The thing is, I'm 43 years old, and aside from college and seminary, I have lived my entire life in a parsonage. In a house owned by a church. I've never lived in my own house, and I confess I dream of doing that someday. In a parsonage, you never know what you're going to get. It's been my experience over the years that people somehow believe that a pastor entered into their profession with a sense of martyrdom and took a pledge of poverty. Back East, where the parsonages came furnished, it was often true that the furniture in the parsonage was used stuff from church member's houses that they no longer wanted in their own houses. I often wondered why if it wasn't good enough for their house, why they thought it was good enough for the parsonage? Again, a sense that a pastor is called to a life of poverty and therefore doesn't care about such mundane things as matching furniture or furniture from a decade later than the '40s.

The worst parsonage I ever lived in was in Pennsylvania. (We lasted a year). The pastor was removed for "bad behavior", and so when he and his wife moved out, they were pretty ticked off. They took it out on the parsonage. The house was supposed to be furnished, but all the furniture was gone when we arrived. There were bits and pieces up in the attic of furniture that was literally falling apart and broken. The Church didn't offer to replace any. Before he left, the pastor had apparently locked his cat and dog up in one of the downstairs bedrooms for several days, where they obediently saturated the carpet with urine. When we moved in, we could not figure out at all where that horrid smell was coming from. We rented a shampooer and shampooed all the carpets-- still the smell persisted.

We did not feel welcome.

There was a broken window upstairs in the bedroom, and a fist-sized hole in the bedroom closet door. And that enduring pee-smell.

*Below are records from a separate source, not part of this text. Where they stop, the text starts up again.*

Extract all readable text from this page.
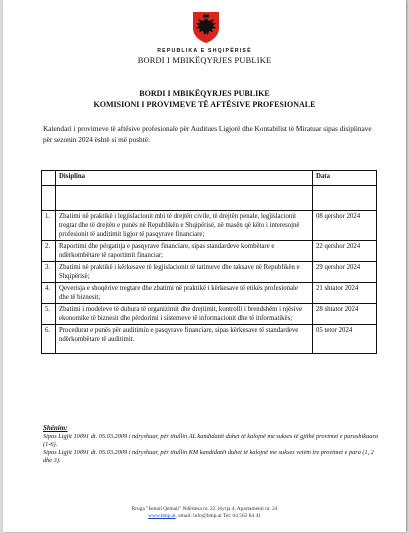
REPUBLIKA E SHQIPËRISË
BORDI I MBIKËQYRJES PUBLIKE
BORDI I MBIKËQYRJES PUBLIKE
KOMISIONI I PROVIMEVE TË AFTËSIVE PROFESIONALE
Kalendari i provimeve të aftësive profesionale për Auditues Ligjorë dhe Kontabilist të Miratuar sipas disiplinave për sezonin 2024 është si më poshtë:
	Disiplina	Data

1.	Zbatimi në praktikë i legjislacionit mbi të drejtën civile, të drejtën penale, legjislacionit tregtar dhe të drejtën e punës në Republikën e Shqipërisë, në masën që këto i interesojnë profesionit të auditimit ligjor të pasqyrave financiare;	08 qershor 2024
2.	Raportimi dhe përgatitja e pasqyrave financiare, sipas standardeve kombëtare e ndërkombëtare të raportimit financiar;	22 qershor 2024
3.	Zbatimi në praktikë i kërkesave të legjislacionit të tatimeve dhe taksave në Republikën e Shqipërisë;	29 qershor 2024
4.	Qeverisja e shoqërive tregtare dhe zbatimi në praktikë i kërkesave të etikës profesionale dhe të biznesit;	21 shtator 2024
5.	Zbatimi i modeleve të duhura të organizimit dhe drejtimit, kontrolli i brendshëm i njësive ekonomike të biznesit dhe përdorimi i sistemeve të informacionit dhe të informatikës;	28 shtator 2024
6.	Procedurat e punës për auditimin e pasqyrave financiare, sipas kërkesave të standardeve ndërkombëtare të auditimit.	05 tetor 2024
Shënim:
Sipas Ligjit 10091 dt. 05.03.2009 i ndryshuar, për titullin AL kandidatët duhet të kalojnë me sukses të gjithë provimet e parashikuara (1-6).
Sipas Ligjit 10091 dt. 05.03.2009 i ndryshuar, për titullin KM kandidatët duhet të kalojnë me sukses vetëm tre provimet e para (1, 2 dhe 3).
Rruga "Ismail Qemali" Ndërtesa nr. 22, Hyrja 4, Apartamenti nr. 24
www.bmp.al, email: info@bmp.al Tel: 04 562 84 41
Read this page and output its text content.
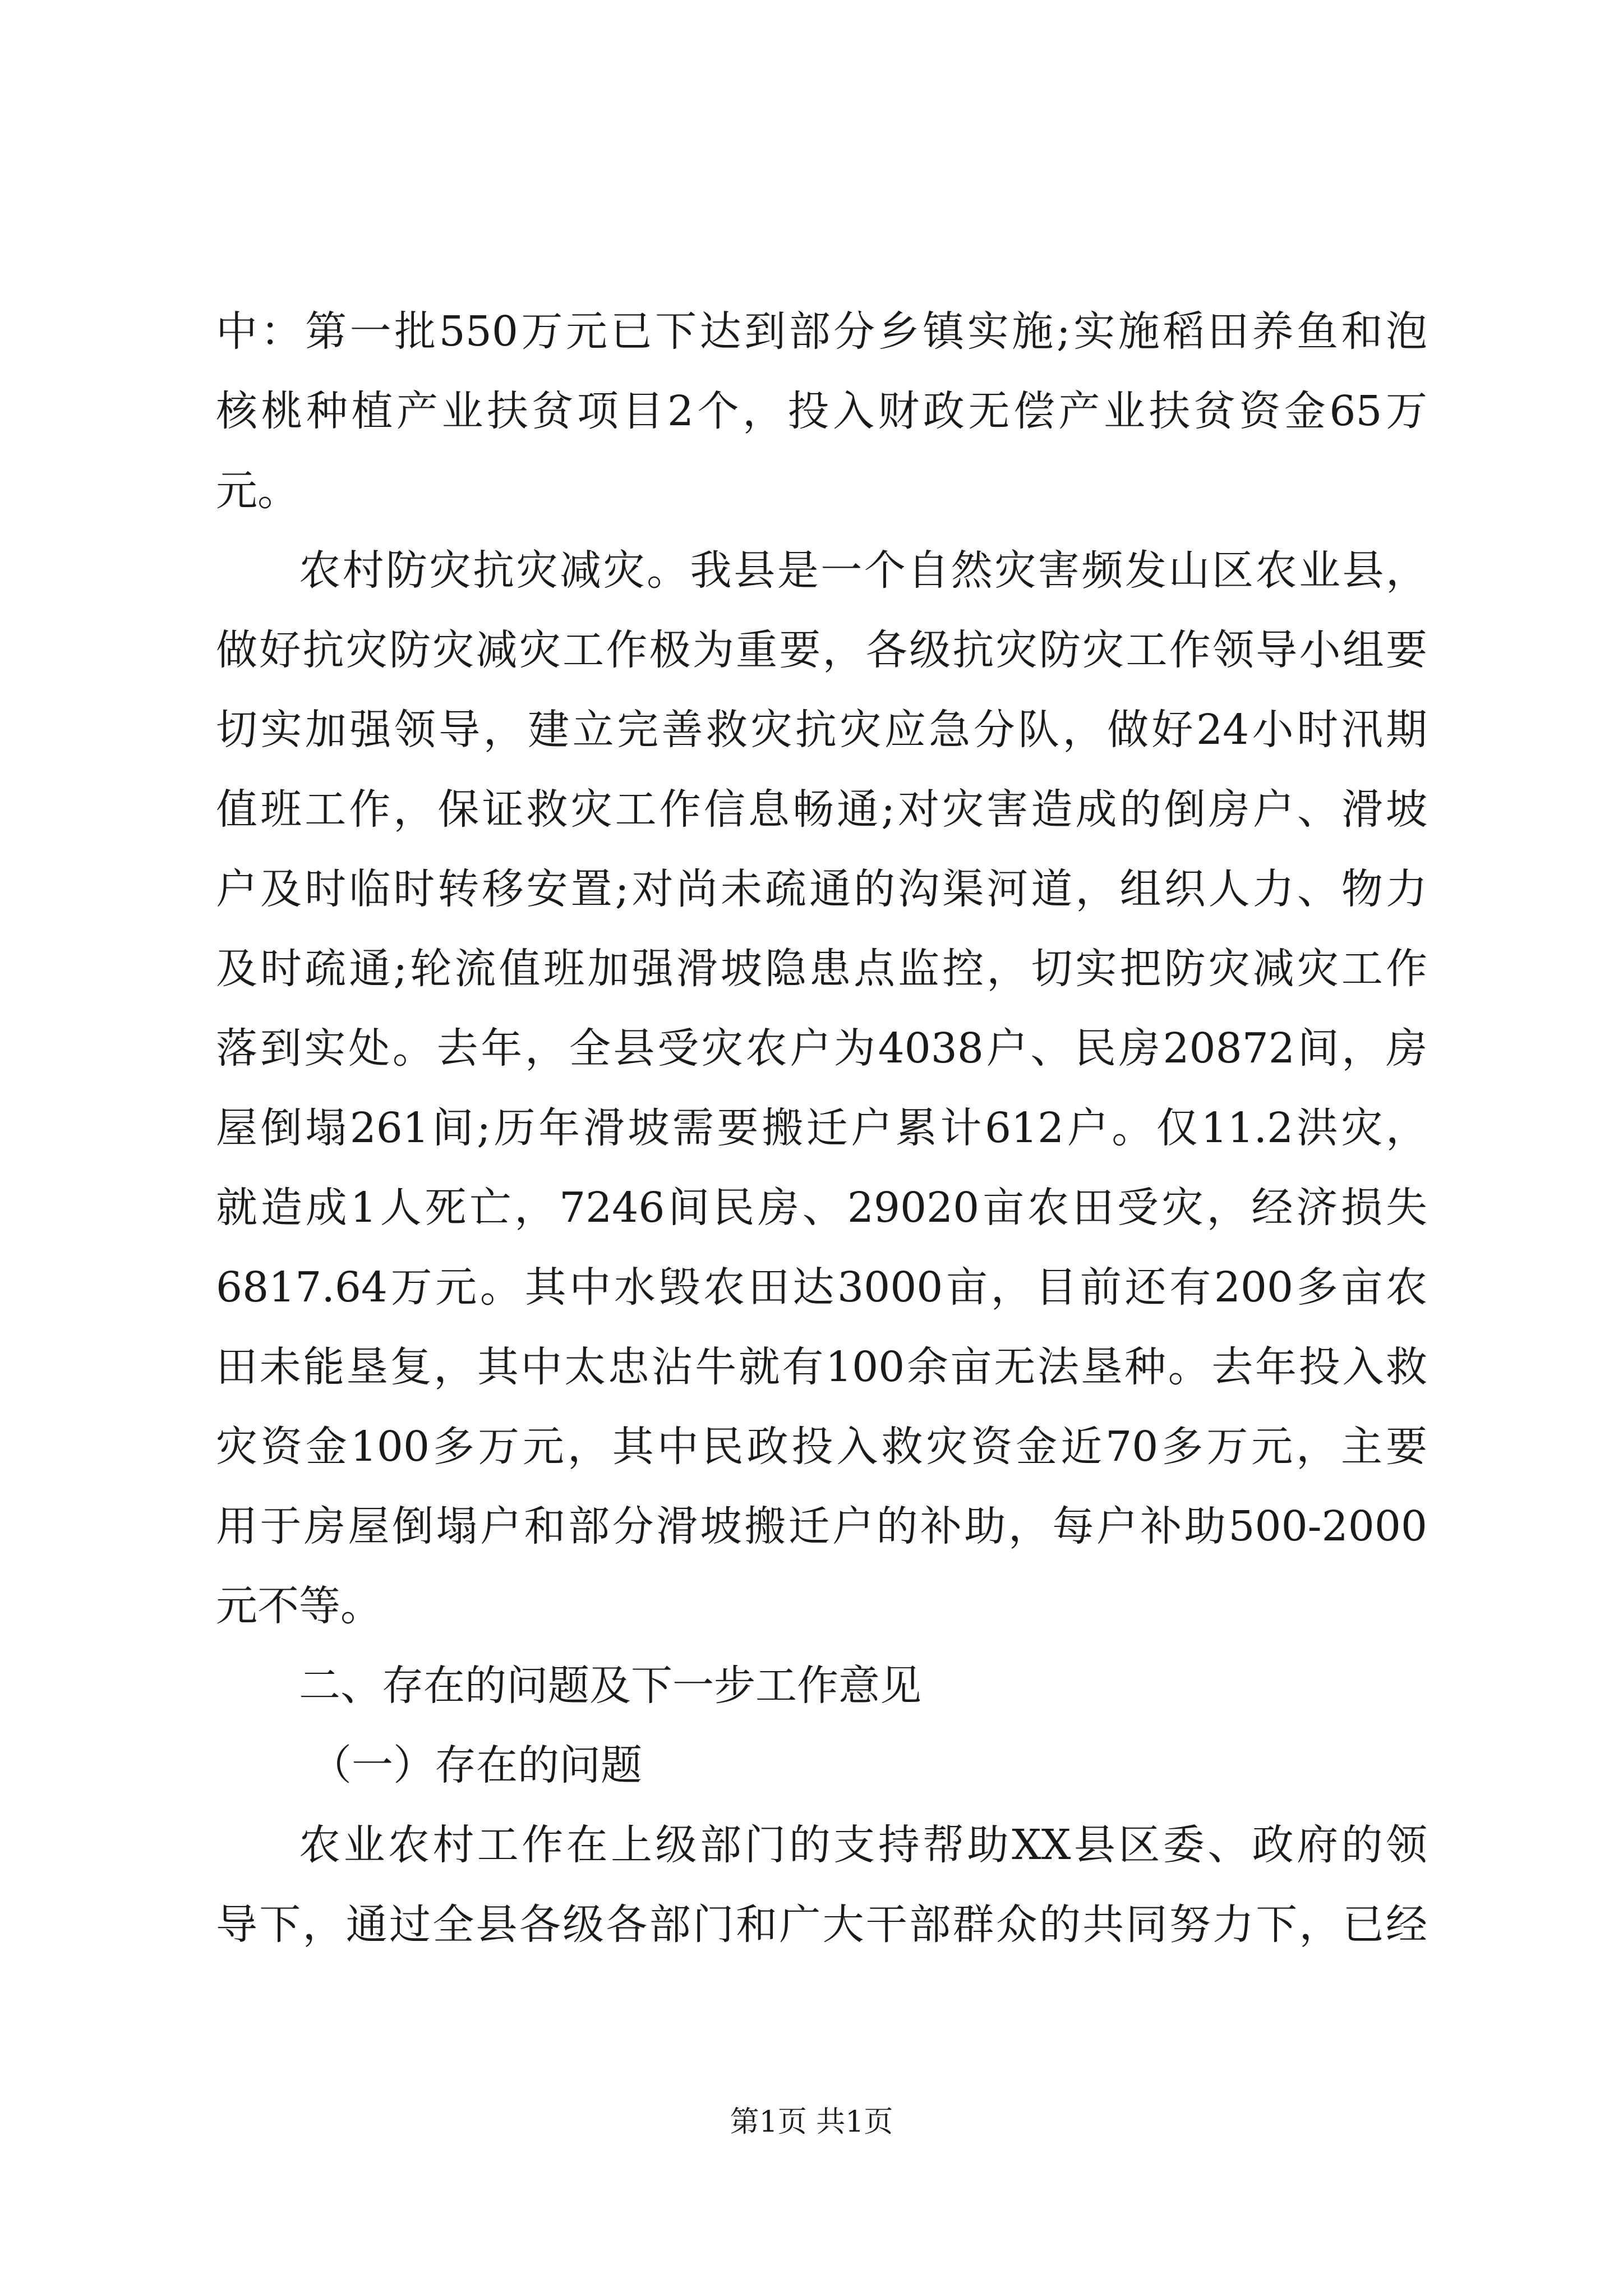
中：第一批550万元已下达到部分乡镇实施;实施稻田养鱼和泡
核桃种植产业扶贫项目2个，投入财政无偿产业扶贫资金65万
元。
农村防灾抗灾减灾。我县是一个自然灾害频发山区农业县，
做好抗灾防灾减灾工作极为重要，各级抗灾防灾工作领导小组要
切实加强领导，建立完善救灾抗灾应急分队，做好24小时汛期
值班工作，保证救灾工作信息畅通;对灾害造成的倒房户、滑坡
户及时临时转移安置;对尚未疏通的沟渠河道，组织人力、物力
及时疏通;轮流值班加强滑坡隐患点监控，切实把防灾减灾工作
落到实处。去年，全县受灾农户为4038户、民房20872间，房
屋倒塌261间;历年滑坡需要搬迁户累计612户。仅11.2洪灾，
就造成1人死亡，7246间民房、29020亩农田受灾，经济损失
6817.64万元。其中水毁农田达3000亩，目前还有200多亩农
田未能垦复，其中太忠沾牛就有100余亩无法垦种。去年投入救
灾资金100多万元，其中民政投入救灾资金近70多万元，主要
用于房屋倒塌户和部分滑坡搬迁户的补助，每户补助500-2000
元不等。
二、存在的问题及下一步工作意见
（一）存在的问题
农业农村工作在上级部门的支持帮助XX县区委、政府的领
导下，通过全县各级各部门和广大干部群众的共同努力下，已经
第1页 共1页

That was my worst parsonage experience. But over the years I do remember having to beg to have the plumbing fixed or yes, a urine-soaked carpet torn up and replaced. It was always met with the attitude that I was asking too much.

In one parsonage, we did have bats in the basement. I'd never heard of that before, but I've learned a lot over the years. One night, there was a bat in my church and as it was flying around the meeting room, I was frozen to the wall, my eyes kind of glossed over. A parishioner came to the rescue and killed it with a tennis racket. Maybe he then threw cold water on me.

One thing about living in a house owned by a church, you learn to adapt, I guess. You ask yourself, is it worth the trouble? Is it worth getting excited about? Many things were, and those were battles we fought-- I guess I got braver and more insistent when I had a baby in the house. But some things I had to learn to have a sense of humor about. Otherwise, I'd be on Valium.

So on Christmas Eve morning this past year, I rolled over in bed and looked down. I don't always look down before I get out of bed. Maybe it was God. But I looked down, and very calmly I chuckled and said, "uh, honey, there's a snake by the bed." My husband doesn't take to snakes as calmly as I do. He was out of bed like a shot and returned with a broom from downstairs with which he pummeled that little oblivious snake until he was certain it would never slither again. He scooped it up in a piece of cardboard and hurled it out the back door. Meanwhile, left in its wake for me to clean up was a mass of broom thistles that had seperated from the broom in my husband's passionate encounter with that little snake.

Yeah, it'd be nice not to have to live with snakes. But at least they don't hurt me, and they provide a bit of amusement for my three cats. I've learned it's as my father used to say, "par for the course." They should have a course in seminary for young and new pastors on Parsonage Living. I'd be a guest lecturer. My first bit of advice would be: Have a Sense of Humor; you'll never survive without it.